Facebookowe transmisje cieszą się ogromną popularnością. Internauci z całego świata coraz częściej bawią się w jednoosobową telewizję i za pomocą kamery pokazują znajomym relacje "na żywo". Forma ta zyskał szczególną popularność wśród influencerów, którzy mogą dzięki niej skuteczniej wpływać na obserwujących.
Transmisje przeprowadzane są również przez zwykłych ludzi. Wśród nich była 24-letnia Hellen Nyabuto. O kobiecie zrobiło się głośno na całym świecie z powodu tragicznego finału przeprowadzanej przez nią transmisji na Facebooku. Pracowniczka służby zdrowia chciała pokazać kąpiel w basenie hotelowym w kanadyjskim Chatsworth.

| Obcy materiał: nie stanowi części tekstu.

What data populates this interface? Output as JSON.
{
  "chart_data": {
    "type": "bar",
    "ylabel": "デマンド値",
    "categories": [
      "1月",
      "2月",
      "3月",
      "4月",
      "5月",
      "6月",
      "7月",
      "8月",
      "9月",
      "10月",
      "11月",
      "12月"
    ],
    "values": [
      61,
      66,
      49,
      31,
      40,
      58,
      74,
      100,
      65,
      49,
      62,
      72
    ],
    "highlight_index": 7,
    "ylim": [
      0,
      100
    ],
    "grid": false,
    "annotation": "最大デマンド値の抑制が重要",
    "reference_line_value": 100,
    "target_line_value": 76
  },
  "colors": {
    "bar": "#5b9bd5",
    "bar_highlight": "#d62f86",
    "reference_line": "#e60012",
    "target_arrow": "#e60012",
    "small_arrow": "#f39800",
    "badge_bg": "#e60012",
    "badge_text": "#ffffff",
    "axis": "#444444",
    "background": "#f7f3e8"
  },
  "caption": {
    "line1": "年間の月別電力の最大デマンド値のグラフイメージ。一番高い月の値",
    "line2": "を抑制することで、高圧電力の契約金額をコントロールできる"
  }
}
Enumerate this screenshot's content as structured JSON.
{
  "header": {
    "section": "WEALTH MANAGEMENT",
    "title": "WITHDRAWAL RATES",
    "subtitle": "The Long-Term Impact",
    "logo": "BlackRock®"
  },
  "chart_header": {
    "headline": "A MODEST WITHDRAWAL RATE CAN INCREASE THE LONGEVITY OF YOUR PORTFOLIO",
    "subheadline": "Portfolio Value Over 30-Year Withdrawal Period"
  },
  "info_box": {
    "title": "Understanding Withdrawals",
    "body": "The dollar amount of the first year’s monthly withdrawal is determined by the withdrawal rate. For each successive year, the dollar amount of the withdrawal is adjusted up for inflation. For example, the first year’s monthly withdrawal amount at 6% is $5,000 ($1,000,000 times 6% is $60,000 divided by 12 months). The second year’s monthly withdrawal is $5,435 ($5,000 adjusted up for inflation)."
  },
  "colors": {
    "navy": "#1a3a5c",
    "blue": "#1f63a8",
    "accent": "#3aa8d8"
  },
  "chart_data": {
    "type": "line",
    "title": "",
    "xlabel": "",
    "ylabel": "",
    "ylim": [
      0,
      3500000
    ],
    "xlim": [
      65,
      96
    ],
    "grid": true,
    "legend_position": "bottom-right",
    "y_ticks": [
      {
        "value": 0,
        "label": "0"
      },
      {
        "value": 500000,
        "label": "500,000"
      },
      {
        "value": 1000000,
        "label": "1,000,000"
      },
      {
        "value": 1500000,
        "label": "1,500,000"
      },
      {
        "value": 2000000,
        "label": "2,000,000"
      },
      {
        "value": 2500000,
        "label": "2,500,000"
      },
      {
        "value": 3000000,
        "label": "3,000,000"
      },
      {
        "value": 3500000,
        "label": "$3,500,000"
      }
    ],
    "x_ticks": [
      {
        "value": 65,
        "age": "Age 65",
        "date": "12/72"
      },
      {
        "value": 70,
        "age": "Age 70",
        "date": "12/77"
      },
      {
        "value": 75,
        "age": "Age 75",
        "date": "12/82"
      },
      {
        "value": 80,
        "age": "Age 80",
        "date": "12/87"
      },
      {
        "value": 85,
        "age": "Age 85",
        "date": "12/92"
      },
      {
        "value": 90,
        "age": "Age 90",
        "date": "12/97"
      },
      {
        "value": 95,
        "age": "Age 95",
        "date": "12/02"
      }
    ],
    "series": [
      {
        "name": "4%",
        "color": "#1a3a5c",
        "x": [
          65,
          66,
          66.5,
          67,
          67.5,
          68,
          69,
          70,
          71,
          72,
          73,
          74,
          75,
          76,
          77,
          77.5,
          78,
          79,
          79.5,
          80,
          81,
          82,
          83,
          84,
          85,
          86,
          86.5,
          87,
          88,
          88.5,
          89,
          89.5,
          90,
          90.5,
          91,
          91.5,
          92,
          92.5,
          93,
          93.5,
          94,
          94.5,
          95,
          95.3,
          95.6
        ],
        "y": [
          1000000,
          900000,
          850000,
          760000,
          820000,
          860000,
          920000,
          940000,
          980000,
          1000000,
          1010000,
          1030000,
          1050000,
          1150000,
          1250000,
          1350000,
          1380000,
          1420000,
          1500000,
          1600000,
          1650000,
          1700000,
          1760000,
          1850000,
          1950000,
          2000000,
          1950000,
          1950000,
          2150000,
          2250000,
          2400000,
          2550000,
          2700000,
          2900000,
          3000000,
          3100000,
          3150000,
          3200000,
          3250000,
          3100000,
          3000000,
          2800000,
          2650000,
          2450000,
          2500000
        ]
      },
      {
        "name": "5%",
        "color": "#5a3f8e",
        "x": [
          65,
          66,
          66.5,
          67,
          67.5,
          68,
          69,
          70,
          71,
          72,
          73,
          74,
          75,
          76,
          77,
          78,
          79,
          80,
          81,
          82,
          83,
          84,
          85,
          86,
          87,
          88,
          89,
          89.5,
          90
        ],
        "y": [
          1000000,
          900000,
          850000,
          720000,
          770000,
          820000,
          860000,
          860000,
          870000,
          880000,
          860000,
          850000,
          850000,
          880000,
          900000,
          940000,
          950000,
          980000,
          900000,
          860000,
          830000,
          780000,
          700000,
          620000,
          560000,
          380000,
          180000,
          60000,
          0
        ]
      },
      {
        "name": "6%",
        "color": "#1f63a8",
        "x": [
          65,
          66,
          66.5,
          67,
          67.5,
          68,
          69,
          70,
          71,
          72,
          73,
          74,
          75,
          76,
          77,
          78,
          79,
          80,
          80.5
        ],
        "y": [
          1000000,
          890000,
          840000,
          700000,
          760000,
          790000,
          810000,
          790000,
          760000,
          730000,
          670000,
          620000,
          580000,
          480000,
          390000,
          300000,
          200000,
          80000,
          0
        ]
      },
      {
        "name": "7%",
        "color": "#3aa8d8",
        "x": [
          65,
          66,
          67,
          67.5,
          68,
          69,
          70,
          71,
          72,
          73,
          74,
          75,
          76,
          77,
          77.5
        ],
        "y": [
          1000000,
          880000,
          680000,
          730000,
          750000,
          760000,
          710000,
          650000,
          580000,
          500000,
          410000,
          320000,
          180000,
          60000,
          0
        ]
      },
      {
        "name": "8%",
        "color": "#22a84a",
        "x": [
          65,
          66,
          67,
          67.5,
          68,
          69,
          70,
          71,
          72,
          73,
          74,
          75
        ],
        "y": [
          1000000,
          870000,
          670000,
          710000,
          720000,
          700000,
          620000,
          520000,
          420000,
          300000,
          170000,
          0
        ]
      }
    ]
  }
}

Niestety widzowie relacji byli świadkami jej ostatnich chwil.
Wszystko było w porządku, dopóki 24-latka nie zaczęła pływać. Jej widzowie po raz ostatni widzieli ją żywą, kiedy mówiła do nich, stojąc po płytszej stronie basenu. W pewnym momencie Nyabuto odpłynęła i zacząć topić się na większej głębokości. Kobieta wołała o pomoc, jednak nikt jej nie usłyszał.
Nikt na miejscu nie zauważył jej śmierci
Niestety 24-latka utonęła na oczach widzów obserwujących jej transmisję. Bezsilni internauci obserwując śmierć kobiety, nie mogli nic zrobić. Ciało zmarłej miało unosić się w motelowym basenie jeszcze przez kilka godzin. Dopiero wtedy jeden z pracowników dostrzegł, że coś jest nie tak. Przez cały ten czas transmisja się nie przerwała.
Wideo z zapisu nagrania zostało usunięte z Facebooka. Nyabuto przeniosła się do Kanady w 2018 roku. Pracując w domu opieki na północno-zachodnich przedmieściach Toronto, utrzymywała siebie oraz swoją rodzinę w Kenii.